Blue Jeans tells the story of young Daniela ‘Blue Jeans’ Anselmi (Gloria Guida), a free-spirited drifter who makes her way in life by selling sexual favors and practicing petty-crime. After Daniela is arrested, and discovered to still be a minor, the man who might be her long-lost father is called into her life to look after her.

Even though she was one of the most distinctive and charismatic film stars that came out of seventies Italian Cinema, Gloria Guida has never quite gained the following in the United States that she has deserved. A big part of this is due to the fact that her film work has never had the type of exposure to English-language audiences as the work of say an Edwige Fenech or Laura Antonelli. The majority of the films Guida shot throughout the seventies have simply never found a home video release on disc in America or Britain.

A key work in Gloria Guida’s elusive filmography is her fourth feature, Blue Jeans, released in Europe in 1975 just about a year after Guida had been crowned Miss Teen Italy. Guida was just 18 when she shot the admittedly uneven, but mildly entertaining, Blue Jeans with director Mario Imperoli, the filmmaker who had introduced her to film audiences with the very popular Monika in 1974. Italian audiences had responded immediately to Imperoli’s sexy blonde discovery and by the time she reunited with the director again for Blue Jeans, Guida already had another two hits on her resume (Silvio Amadio’s La minorenne and Giuliano Biagetti’s La novizia).

Absolutely perfect for the sexy comedies that Italians were flocking to throughout the seventies, Gloria Guida was one of the most charming actors that came to fame in the commedia erotica all’italiana genre. Standing in clear contrast to her darkly sensual Italian peers, Guida was all sex and sunshine and she had the absolute perfect face, figure and openness for the Sex Comedies that she became famous for. Guida was also very funny and had a wonderfully sweet quality about her that gave even her more explicit films an oddly innocent feel, and a director who absolutely recognized this special quality was Mario Imperoli.

Born in Rome in 1931, Imperoli broke into the Italian film industry in the early seventies as a producer and writer and his discovery of Gloria Guida, and the subsequent films he shot with her, would turn out to be his most noteworthy cinematic achievement. With only 8 films to his credit as a director, Imperoli would sadly pass away in 1977, Monika and Blue Jeans gained the most notoriety, mostly due to the stunning young leading lady he had introduced to the film world.
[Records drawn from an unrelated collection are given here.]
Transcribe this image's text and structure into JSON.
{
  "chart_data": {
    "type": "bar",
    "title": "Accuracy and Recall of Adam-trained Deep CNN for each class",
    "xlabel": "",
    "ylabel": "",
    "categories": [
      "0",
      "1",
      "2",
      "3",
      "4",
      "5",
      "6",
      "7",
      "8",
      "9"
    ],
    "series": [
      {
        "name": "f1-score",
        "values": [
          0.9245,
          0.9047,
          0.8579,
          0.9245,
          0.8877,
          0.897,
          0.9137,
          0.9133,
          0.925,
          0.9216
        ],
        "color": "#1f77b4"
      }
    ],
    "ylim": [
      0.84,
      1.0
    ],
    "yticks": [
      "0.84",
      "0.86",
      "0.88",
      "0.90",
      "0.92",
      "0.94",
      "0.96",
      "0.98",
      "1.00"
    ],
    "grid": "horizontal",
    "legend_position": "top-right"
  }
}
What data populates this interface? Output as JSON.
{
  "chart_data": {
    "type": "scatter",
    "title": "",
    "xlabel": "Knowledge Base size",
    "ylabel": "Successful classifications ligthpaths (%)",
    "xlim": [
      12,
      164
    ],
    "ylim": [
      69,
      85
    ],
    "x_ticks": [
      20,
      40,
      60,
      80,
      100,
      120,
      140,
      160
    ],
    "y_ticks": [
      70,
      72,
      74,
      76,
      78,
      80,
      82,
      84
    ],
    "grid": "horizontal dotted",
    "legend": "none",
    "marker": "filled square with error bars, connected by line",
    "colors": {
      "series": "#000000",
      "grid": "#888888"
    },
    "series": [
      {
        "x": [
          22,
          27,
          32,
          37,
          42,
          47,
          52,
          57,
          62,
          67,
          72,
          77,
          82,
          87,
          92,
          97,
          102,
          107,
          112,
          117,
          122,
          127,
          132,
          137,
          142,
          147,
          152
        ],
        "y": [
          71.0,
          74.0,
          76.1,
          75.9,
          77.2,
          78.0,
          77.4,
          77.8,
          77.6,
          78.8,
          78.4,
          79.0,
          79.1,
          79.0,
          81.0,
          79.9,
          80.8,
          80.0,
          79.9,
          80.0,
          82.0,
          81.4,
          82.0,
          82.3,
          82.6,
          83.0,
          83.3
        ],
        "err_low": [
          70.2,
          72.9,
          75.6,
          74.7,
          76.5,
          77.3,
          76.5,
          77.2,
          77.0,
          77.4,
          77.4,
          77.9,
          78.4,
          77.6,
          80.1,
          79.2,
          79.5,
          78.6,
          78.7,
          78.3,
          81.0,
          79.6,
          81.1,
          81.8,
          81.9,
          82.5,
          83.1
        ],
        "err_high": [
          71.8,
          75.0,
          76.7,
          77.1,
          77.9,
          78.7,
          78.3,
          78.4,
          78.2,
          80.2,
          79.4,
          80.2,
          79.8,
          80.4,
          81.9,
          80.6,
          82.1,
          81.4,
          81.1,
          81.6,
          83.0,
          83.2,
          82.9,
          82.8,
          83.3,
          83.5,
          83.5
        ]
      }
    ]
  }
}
Blue Jeans is a slight film that is only fitfully funny but it is never less than compulsively watchable thanks to Guida, who appears in nearly every scene of the film (that she easily steals from all of her more experienced costars including Paolo Carlini as her bumbling father). Featuring a delightfully breezy score by the legendary Nico Fidenco and some truly gorgeous color photography by future Dario Argento cinematographer Romano Albani, Blue Jeans is finally mostly just a showcase for Guida and her considerable physical charms (Imperoli all but abandons his already thin narrative throughout the film with fetish-like closeups of Guida’s long muscular legs and shapely behind). If the film is perhaps more memorable than it should be it is probably due to the peverse and violent final act that seems taken from another work entirely.